Google Now is Google’s latest effort in an ever increasing amount of services, algorithms and devices. Its goal is as simple as it is ambitious; provide users with the information they need at the time they want it, but without them having to press a single button.

Using location data, calendar data and web history, Google Now is able to update users about traffic jams on their daily route, public transit schedules for the nearest bus stop or live sports results from someone’s favorite sports team. In short, it removes the hassle of opening apps, sifting through information and spending valuable time looking for something.

At first sight, A.R.O’s Saga seems to be very similar to Google Now. That’s because both services provide users with personalized suggestions and information. Saga promises to do more, though. The upcoming iPhone app adds a Foursquare-like system of points and keeps a track record of visited places and past activities. Moreover, it’s able to incorporate data not only from location and browser history, but from other applications (such as RunKeeper) as well.

As we discussed yesterday, apps like Saga and Google Now illustrate a shift to apps that you don’t have to open anymore. Of course, privacy is a major issue at stake here as well. These applications collect data about our precise whereabouts and preferences constantly. Following recent outrage surrounding hacked user data, users might be hesitant to try Saga and Google Now.

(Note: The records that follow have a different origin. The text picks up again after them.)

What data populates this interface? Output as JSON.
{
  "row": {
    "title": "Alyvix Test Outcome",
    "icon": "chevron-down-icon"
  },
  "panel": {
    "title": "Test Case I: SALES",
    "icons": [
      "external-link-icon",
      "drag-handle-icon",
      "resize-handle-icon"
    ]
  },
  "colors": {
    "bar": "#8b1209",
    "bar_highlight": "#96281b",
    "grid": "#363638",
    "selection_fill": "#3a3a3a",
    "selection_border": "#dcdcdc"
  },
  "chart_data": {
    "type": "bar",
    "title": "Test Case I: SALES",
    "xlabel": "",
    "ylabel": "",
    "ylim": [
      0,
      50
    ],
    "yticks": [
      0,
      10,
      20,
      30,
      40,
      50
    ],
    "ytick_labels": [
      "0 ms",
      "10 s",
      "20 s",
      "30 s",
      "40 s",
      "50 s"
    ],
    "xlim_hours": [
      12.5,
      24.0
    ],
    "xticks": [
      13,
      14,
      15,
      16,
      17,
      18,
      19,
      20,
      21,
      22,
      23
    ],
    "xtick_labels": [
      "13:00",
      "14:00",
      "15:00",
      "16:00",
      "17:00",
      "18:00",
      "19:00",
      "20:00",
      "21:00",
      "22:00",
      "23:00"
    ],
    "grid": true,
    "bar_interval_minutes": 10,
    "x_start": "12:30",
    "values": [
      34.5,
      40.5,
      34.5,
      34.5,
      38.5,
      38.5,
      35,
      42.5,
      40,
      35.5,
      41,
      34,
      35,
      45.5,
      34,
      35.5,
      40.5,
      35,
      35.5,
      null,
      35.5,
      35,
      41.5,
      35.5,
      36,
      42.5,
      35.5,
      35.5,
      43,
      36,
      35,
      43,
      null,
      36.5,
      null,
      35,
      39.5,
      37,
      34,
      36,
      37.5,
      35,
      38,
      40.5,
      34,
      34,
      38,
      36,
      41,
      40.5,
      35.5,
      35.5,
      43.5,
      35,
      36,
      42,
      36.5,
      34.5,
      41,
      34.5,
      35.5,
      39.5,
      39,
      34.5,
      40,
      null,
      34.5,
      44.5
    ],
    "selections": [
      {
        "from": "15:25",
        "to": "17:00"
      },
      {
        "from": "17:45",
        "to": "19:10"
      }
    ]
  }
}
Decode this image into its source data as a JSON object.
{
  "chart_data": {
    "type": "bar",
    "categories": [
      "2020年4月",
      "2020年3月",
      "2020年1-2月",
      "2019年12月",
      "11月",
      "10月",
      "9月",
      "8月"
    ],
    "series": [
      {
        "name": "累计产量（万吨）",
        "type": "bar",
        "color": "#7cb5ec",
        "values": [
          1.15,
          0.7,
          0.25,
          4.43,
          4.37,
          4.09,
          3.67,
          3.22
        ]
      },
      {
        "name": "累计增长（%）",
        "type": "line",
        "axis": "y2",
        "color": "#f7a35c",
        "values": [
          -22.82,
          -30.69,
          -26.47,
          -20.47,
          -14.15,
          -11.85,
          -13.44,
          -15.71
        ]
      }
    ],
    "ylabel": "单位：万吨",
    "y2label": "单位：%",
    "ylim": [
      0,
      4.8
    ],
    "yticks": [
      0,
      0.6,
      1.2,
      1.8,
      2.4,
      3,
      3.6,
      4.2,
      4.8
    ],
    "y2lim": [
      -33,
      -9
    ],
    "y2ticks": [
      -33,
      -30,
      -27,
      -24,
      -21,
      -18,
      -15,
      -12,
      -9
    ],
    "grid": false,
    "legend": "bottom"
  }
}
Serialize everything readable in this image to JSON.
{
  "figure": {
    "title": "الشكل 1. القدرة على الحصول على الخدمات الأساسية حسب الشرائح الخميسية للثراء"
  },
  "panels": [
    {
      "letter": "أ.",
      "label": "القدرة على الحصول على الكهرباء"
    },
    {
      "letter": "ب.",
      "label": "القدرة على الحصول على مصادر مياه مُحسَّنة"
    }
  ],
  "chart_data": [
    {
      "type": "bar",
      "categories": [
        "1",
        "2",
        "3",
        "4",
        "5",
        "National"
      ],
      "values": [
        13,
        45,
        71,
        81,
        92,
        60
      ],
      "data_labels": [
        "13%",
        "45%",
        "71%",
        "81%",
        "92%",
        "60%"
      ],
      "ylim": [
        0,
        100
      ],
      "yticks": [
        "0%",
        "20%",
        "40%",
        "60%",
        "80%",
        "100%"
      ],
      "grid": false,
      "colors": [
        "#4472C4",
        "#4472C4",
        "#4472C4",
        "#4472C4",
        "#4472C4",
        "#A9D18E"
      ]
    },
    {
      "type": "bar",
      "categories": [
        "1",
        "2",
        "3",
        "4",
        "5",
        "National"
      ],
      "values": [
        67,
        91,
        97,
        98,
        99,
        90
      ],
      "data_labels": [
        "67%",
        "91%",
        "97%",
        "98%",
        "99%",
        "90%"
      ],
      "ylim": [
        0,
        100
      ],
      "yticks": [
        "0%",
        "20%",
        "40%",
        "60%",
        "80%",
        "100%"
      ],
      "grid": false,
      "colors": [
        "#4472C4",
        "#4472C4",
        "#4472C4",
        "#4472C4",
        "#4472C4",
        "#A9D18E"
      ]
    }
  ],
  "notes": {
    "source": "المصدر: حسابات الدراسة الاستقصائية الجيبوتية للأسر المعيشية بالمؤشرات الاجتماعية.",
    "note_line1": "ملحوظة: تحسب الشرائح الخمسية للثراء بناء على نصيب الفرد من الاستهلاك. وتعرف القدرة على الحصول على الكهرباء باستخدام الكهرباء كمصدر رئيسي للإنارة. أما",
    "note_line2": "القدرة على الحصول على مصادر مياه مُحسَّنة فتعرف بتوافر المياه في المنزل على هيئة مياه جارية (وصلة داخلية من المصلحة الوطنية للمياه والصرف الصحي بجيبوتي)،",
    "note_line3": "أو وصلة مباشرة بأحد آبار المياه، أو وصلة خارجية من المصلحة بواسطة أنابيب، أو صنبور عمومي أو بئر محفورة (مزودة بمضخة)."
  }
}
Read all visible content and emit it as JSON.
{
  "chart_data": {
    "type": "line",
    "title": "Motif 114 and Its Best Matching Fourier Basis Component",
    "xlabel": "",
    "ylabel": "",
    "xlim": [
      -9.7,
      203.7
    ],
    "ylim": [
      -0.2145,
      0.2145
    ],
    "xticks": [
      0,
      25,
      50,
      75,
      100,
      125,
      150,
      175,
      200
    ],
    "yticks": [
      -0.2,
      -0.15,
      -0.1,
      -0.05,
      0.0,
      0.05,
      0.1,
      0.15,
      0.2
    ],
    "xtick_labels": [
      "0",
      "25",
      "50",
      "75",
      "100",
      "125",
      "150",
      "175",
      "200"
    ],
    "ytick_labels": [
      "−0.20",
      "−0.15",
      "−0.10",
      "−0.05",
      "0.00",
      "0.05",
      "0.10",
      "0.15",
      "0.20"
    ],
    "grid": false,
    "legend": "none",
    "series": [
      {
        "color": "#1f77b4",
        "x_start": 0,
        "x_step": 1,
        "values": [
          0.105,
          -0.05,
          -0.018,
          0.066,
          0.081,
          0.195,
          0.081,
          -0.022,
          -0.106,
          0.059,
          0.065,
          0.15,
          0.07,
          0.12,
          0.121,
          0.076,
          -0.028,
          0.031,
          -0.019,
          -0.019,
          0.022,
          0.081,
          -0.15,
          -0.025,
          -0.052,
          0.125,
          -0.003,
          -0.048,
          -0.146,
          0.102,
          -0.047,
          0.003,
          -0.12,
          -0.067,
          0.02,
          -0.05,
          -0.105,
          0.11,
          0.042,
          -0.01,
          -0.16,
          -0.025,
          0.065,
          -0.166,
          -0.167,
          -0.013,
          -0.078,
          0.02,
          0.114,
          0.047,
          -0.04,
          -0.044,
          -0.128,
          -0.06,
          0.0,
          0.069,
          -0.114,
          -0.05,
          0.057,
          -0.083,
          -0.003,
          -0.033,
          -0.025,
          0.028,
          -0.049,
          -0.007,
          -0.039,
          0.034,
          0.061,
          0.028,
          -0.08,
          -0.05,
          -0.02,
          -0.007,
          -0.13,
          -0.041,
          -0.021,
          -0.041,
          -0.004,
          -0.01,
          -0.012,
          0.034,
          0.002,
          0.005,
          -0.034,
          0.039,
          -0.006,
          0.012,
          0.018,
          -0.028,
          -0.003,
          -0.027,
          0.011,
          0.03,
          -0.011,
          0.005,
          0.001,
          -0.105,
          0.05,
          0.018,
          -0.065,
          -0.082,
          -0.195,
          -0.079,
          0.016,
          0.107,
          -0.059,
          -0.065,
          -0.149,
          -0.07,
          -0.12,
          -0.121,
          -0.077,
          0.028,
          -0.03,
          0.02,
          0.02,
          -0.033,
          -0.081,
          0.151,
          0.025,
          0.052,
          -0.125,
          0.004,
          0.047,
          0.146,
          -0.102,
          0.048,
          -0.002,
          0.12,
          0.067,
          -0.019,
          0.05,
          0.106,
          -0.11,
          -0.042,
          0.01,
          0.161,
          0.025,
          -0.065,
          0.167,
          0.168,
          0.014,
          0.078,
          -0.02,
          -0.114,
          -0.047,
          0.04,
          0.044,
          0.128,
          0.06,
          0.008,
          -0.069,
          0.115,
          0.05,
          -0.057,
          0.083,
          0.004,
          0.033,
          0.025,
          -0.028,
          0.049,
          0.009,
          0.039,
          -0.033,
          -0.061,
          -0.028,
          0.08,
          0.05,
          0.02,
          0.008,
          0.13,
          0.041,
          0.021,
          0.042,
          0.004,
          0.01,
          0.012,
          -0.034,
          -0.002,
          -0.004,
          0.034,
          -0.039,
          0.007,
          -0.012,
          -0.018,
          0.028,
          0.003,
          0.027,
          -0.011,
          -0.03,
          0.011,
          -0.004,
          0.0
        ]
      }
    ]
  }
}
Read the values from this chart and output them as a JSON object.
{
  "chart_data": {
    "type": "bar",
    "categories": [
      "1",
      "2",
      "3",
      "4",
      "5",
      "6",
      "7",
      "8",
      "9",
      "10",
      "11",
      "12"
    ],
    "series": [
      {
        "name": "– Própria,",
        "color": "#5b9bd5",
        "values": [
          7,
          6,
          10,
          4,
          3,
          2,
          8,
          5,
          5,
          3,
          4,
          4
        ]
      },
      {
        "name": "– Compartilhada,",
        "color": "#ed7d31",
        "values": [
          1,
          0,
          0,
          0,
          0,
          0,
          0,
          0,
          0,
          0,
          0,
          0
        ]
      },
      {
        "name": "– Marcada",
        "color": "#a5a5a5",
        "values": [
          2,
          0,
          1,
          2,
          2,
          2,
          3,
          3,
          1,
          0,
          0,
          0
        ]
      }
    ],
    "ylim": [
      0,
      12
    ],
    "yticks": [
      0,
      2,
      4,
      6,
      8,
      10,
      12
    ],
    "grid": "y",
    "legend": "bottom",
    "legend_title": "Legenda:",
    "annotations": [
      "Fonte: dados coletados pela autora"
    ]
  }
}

However, there’s a more issue pressing at stake here. Services like Saga and Google Now also underline the personalisation of, well, everything. By now, Eli Pariser’s filter bubble seems to have incorporated almost every aspect of our lives.

However convenient this may be, there’s a fundamental danger to it as well. If a service suggests things to read, places to visit and food to eat based solely on our existing behavior, it inherently blocks new, surprising and – yes – unsettling experiences that lie outside our comfort zones. In The Filter Bubble, Pariser himself even asserts that ‘the filter bubble distorts our perception of what’s important, true, and real’.

Personalised and on-demand services like Saga and Google Now might some day provide all the information we need, when we need it. Still, do we always want algorithms and data to schedule and determine our lives? What about the joy of surprise, the magic of the unknown or the comfort of the strange? Those things may well be even more rewarding.